The scheme illegally referred thousands of patients for spinal surgeries and generated $580 million in fraudulent billings over a 15-year period, according to the California Department of Insurance.
Michael D. Drobot, Michael R. Drobot and Dr. Philip A. Sobol have about 13,000 liens combined, which have been consolidated in the workers compensation system pending further determination, according to a press release issued by the comp division on Thursday.
Michael D. Drobot, former CEO and owner of Pacific Hospital of Long Beach, pleaded guilty for his role in a scheme to illegally refer patients for spinal surgeries and was suspended from participating in the California workers comp system by the division on April 28.
His son, Michael R. Drobot, who operated the California Pharmacy Management and Industrial Pharmacy Management companies that also participated in the kickback scheme, pleaded guilty last year to conspiracy and illegal kickback charges and was suspended May 15.
Dr.
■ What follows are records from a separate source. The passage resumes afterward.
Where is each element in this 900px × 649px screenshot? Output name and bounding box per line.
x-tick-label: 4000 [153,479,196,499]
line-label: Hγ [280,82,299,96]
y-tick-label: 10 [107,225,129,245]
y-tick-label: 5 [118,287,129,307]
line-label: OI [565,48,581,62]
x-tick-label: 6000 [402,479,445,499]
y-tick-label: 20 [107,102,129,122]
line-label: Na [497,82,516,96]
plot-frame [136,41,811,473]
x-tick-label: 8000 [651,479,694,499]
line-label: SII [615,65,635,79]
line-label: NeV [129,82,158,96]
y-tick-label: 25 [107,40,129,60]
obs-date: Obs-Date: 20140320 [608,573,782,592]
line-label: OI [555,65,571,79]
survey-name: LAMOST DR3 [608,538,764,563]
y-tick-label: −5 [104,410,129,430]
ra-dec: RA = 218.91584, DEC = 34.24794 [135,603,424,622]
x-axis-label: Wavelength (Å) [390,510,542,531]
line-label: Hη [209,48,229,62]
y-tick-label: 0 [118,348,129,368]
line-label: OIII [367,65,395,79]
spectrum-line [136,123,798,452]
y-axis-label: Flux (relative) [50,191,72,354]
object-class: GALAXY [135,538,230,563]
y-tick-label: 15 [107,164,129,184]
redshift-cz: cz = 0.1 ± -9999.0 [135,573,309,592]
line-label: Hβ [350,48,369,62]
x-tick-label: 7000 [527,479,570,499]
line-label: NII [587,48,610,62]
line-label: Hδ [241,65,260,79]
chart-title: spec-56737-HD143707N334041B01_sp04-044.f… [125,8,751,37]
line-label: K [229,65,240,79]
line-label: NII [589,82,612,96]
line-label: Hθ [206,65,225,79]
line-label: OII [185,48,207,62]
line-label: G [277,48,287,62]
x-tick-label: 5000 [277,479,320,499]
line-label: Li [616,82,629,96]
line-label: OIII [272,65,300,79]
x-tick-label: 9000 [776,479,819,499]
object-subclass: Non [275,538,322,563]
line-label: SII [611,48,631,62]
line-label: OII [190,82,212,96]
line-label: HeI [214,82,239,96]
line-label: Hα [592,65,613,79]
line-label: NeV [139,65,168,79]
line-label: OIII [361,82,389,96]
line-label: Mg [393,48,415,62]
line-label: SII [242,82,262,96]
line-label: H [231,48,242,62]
Sobol, an orthopedic surgeon in Los Angeles, was suspended in May based on a criminal conviction involving fraud and abuse of the workers comp system. He pleaded guilty for participating in the kickback scheme at Pacific Hospital, illegally referring thousands of his patients for spinal surgeries.
When suspension is due to conviction of a covered crime, California’s A.B. 1244 law provides there is a presumption that all the provider’s liens to be adjudicated in the special lien proceeding arise from the conduct subjecting the provider to suspension and that payment is not due and should not be made on those liens. Lien claimants do not have the right to payment unless they rebut that presumption by a preponderance of the evidence.